Cat (variant 2)
- Medium:
- Color woodblock print
- Source:
- ukiyo-e.org
Description
Cat is an undated Taishō or early Shōwa print by Hasegawa Sadanobu III (1881-1963), preserved on [ukiyo-e](/glossary/ukiyo-e).org (https://ukiyo-e.org/image/wbp/846345778). Cats appear sporadically across ukiyo-e from the early Edo period onward — most famously in Kuniyoshi's mid-nineteenth-century cat designs and series such as the Sixty-odd Provinces of Japan rendered as cats and the various anthropomorphic cat triptychs of the 1840s — and in the long [bijin-ga](/glossary/bijin-ga) tradition where domestic cats accompany women in everyday scenes, the cat had a stable iconographic place. The subject persisted into the Taishō and early Shōwa years as occasional standalone images for workshops still producing in the late ukiyo-e idiom. As third head of the Hasegawa Osaka-Kyoto print house, Sadanobu III worked through a period in which the workshop sustained a small repertoire of single-subject animal and genre prints alongside its core theatrical and Kyoto-bijin output, often distributed through the same Osaka, Kyoto, and Yokohama dealers that handled the workshop's [yakusha-e](/glossary/yakusha-e) and maiko prints. A single-cat design isolated against a plain ground, in the workshop's typical clean late-Hasegawa manner, draws on this long-running ukiyo-e interest in domestic animals as standalone pictorial subjects, but reads with the quieter palette and softer outline characteristic of Taishō-era print culture.

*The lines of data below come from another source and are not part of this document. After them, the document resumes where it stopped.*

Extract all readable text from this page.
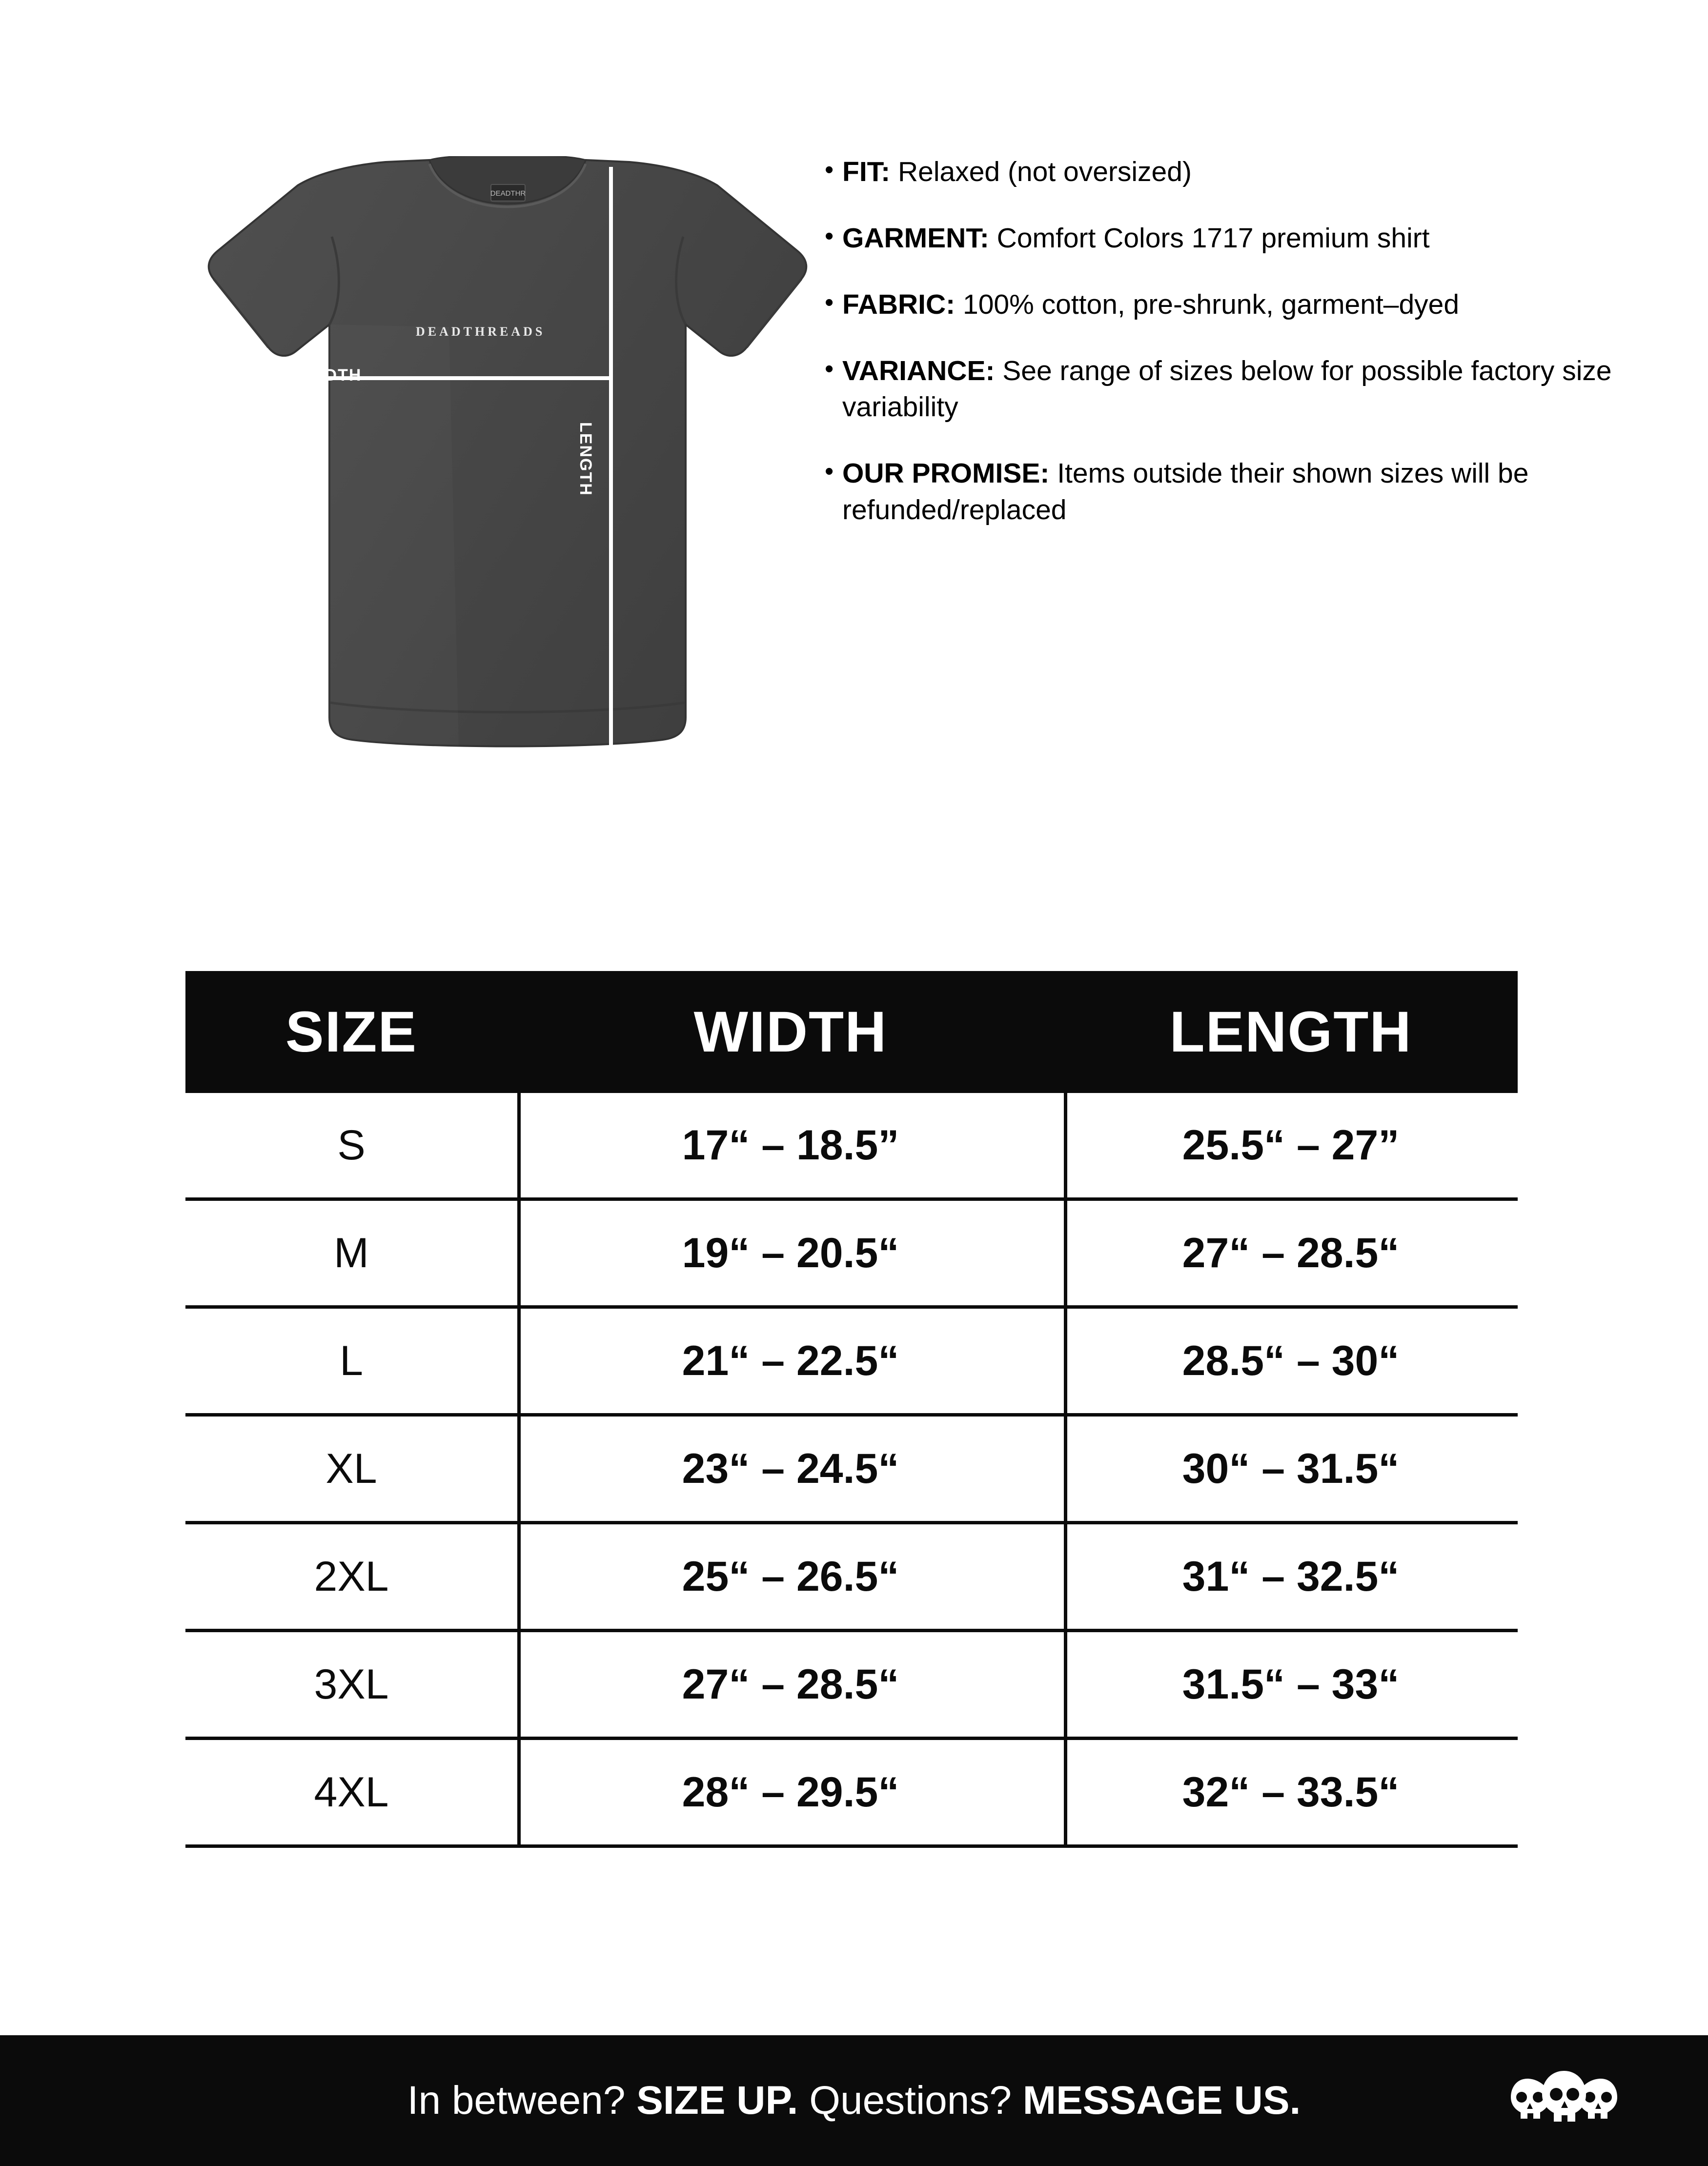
DEADTHR
DEADTHREADS
WIDTH
LENGTH
• FIT: Relaxed (not oversized)
• GARMENT: Comfort Colors 1717 premium shirt
• FABRIC: 100% cotton, pre-shrunk, garment–dyed
• VARIANCE: See range of sizes below for possible factory size variability
• OUR PROMISE: Items outside their shown sizes will be refunded/replaced
SIZE	WIDTH	LENGTH
S	17“ – 18.5”	25.5“ – 27”
M	19“ – 20.5“	27“ – 28.5“
L	21“ – 22.5“	28.5“ – 30“
XL	23“ – 24.5“	30“ – 31.5“
2XL	25“ – 26.5“	31“ – 32.5“
3XL	27“ – 28.5“	31.5“ – 33“
4XL	28“ – 29.5“	32“ – 33.5“
In between? SIZE UP. Questions? MESSAGE US.
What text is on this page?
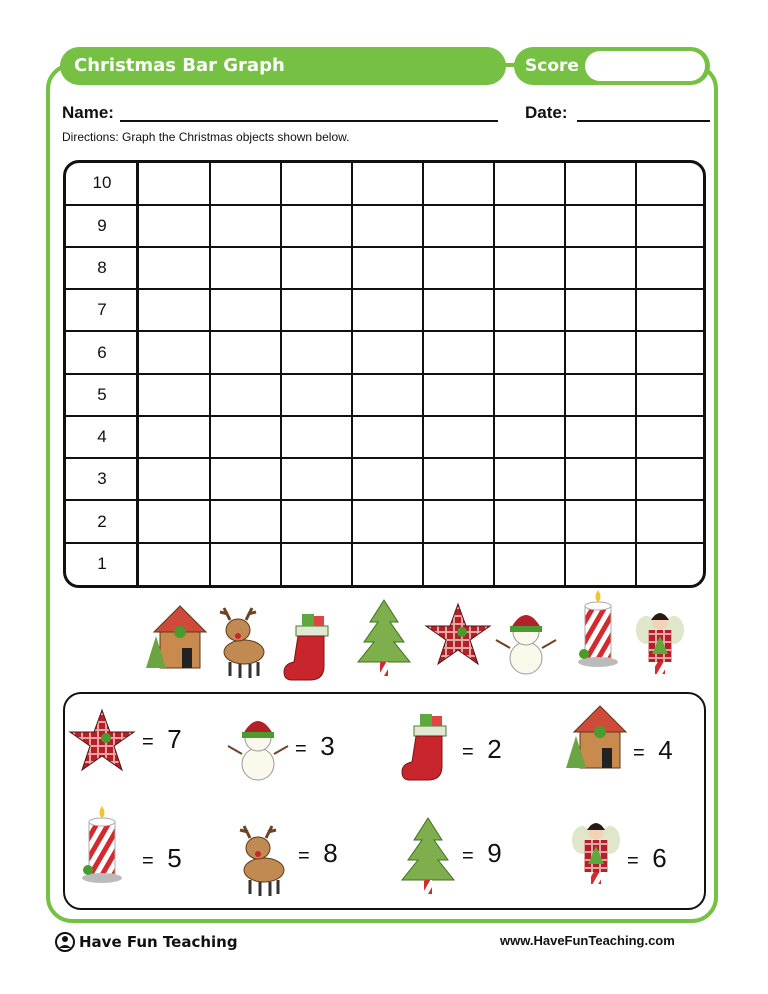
Christmas Bar Graph	Score
Name:	Date:
Directions: Graph the Christmas objects shown below.
10
9
8
7
6
5
4
3
2
1
= 7	= 3	= 2	= 4
= 5	= 8	= 9	= 6
Have Fun Teaching	www.HaveFunTeaching.com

The ukiyo-e.org record carries the impression as a Sadanobu III print without museum-level cataloguing; the existence of a closely related companion variant in the workshop's output (under wbp/846346303) indicates that the cat subject was produced in a small set or as a re-cut design kept in active circulation, satisfying interwar collectors interested in the Hasegawa workshop's lighter, non-theatrical Kansai prints.